I had a telekinetic experience last Friday night. Past the $3 suggested donation wine, around Danish-born artists Louise Foo and Martha Skou's wall-mounted augmented reality sculpture, Format No. 1, and through the crowd which had formed just four minutes after the doors had opened on the opening night of SYNAESTHETICS, a two-part "trans-sensory" art exhibit at Williamsburg's Reverse Space, my alpha, beta, delta, and theta brainwaves created ripples in 48 shallow pools of water thanks to Lisa Park's interactive installation, Eunoia II.
Seeing Park's work in videos, and even hearing her talk about it (read here and here), but trying it out in person is a world away from watching on a computer screen. The idea behind the installation is that our brainwaves have a direct effect on our physical bodies, which are about 60% water. By interpreting brainwave scanner data as sound and playing through speakers connected to shallow pools of water, Park creates a symbolic visualization of our mind's power over matter. As she pressed the cold metal sensor of the Bluetooth-enabled EEG headset to my forehead and clipped another to my earlobe, most of the bass-driven speakers sprang to life, sending powerful ripples through the 40 of the 48 hexagonally-arranged pools of water that compose the piece.
Try as I might, the last 8 pools wouldn't budge. While my headset wirelessly sent signals based on my brainwaves to the two outer rings of water, a second brain scanner controls the eight innermost speakers, thanks to a new feature Park has been developing at art incubator NEW INC., in the time since Eunoia II's debut. She's changed the experience from a solitary one to something that requires a partner to complete. "I want to try it with couples," Park tells me, explaining the new setup. "If they're on the same wavelength, the vibrations should be the same."
Eunoia II now visualizes the intricacies of a relationship instead of one person's emotional state, but as a stranger donned the second EEG, I quickly learned from our wildly different vibrations how difficult it is to be on the same wavelength. I couldnt help it as I jumped between pleasant thoughts about how cool the installation was and stress-inducing contemplations about how strange it felt to see my thoughts on display for dozens of art enthisiasts I've never met. The vibrations immediately spiked at this thought, and I had to calm myself to get them back to respectable levels.
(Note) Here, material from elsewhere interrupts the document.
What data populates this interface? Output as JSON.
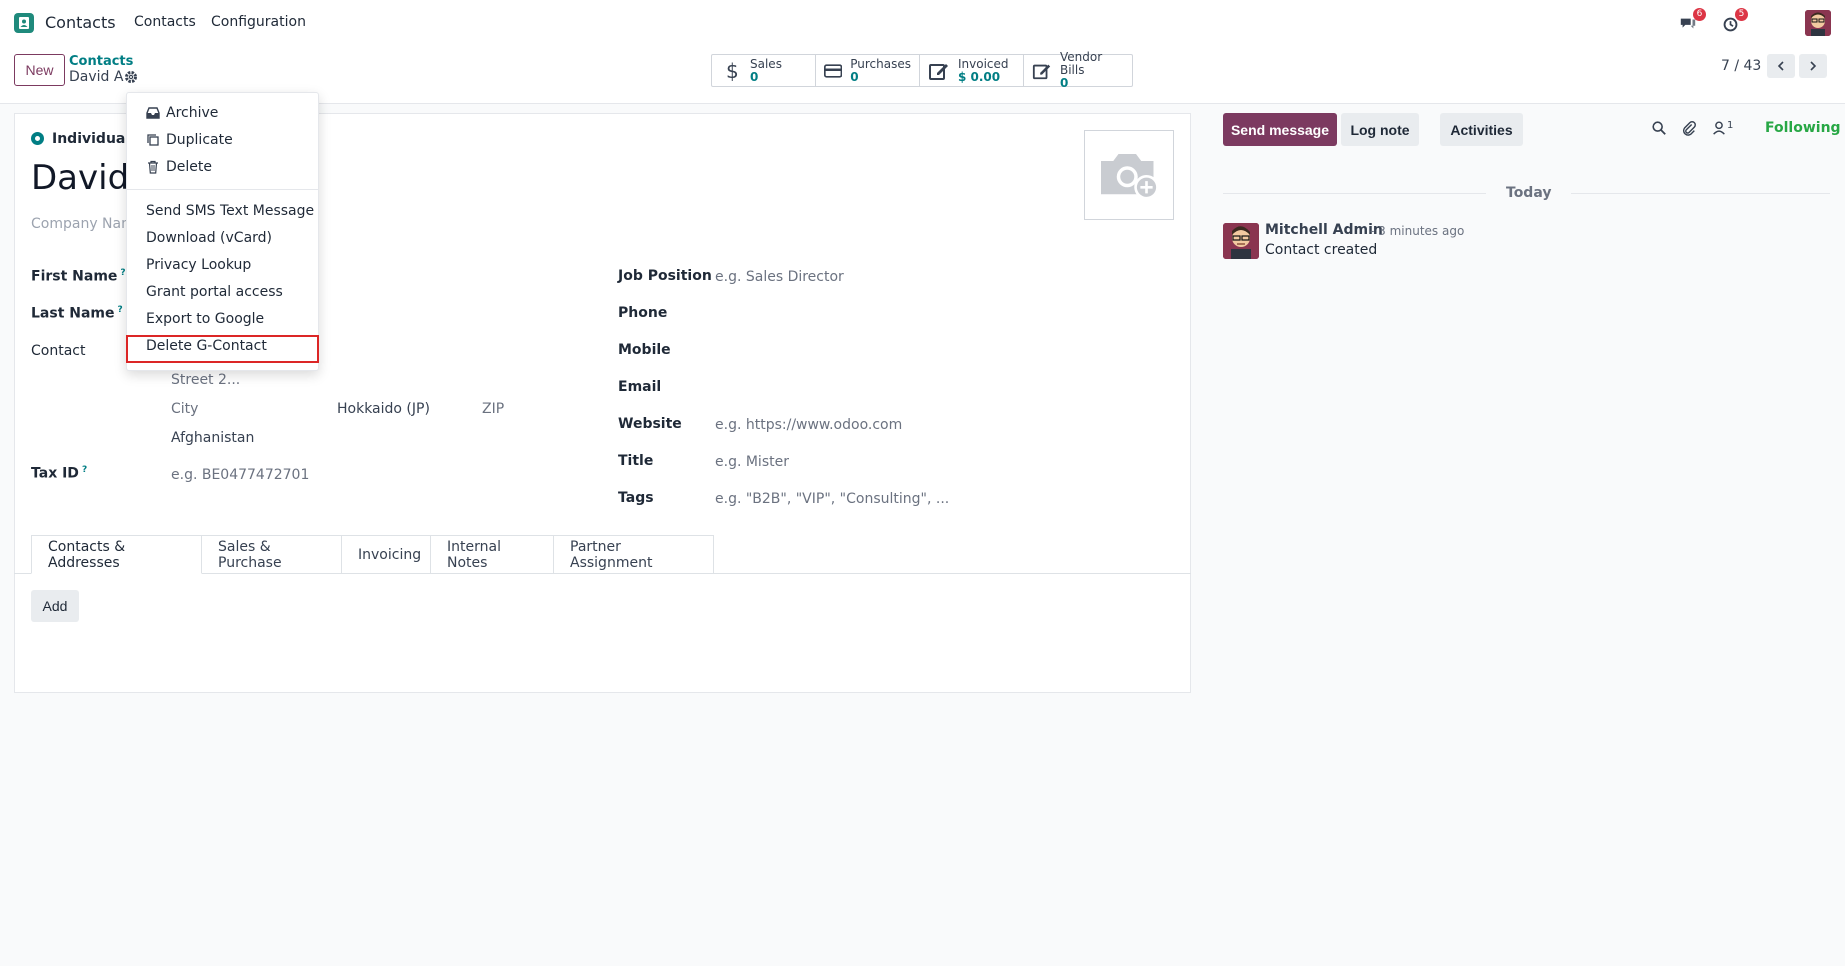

You can see those spikes, as well as more of my brainwave activity, thanks to another feature Park has been developing, an infographic generator called "Eudaimonia." The EEG is attached to an iPad, which simultaneously sends sounds to the speakers and—through a custom app creative technologist Jihyun Lee designed for the exhibition—visualizes the brainwave patterns I generated during my turn. Above, the resultant image of my data, overlaid over my partner's for comparison, was posted to the Eudaimonia Instagram.
From my experience at the helm of a brainwave controlled machine—even one as abstract as Eunoia II—it seems that there's still a lot of progress to be made in EEG analysis technology: the current hardware lends itself well to amorphous projects like music generation, brainwave visualizers, and beautifully-designed telekinetic switches, but I can't imagine controlling robots or mechanized wearables quite yet. The Emotiv EEG scanners that Park uses are both inexpensive and effective, and the pools of water gave form to my mental aerobics, but I'm sure that more nuance would be possible with more expensive equipment—something that may become scalable in the coming years.
Regardless, I controlled water with my thoughts in 2015, and learned that I should be less stressed about life to boot—people can now tell these things pretty easily. Score one for brainwave scanners, and score two for the art.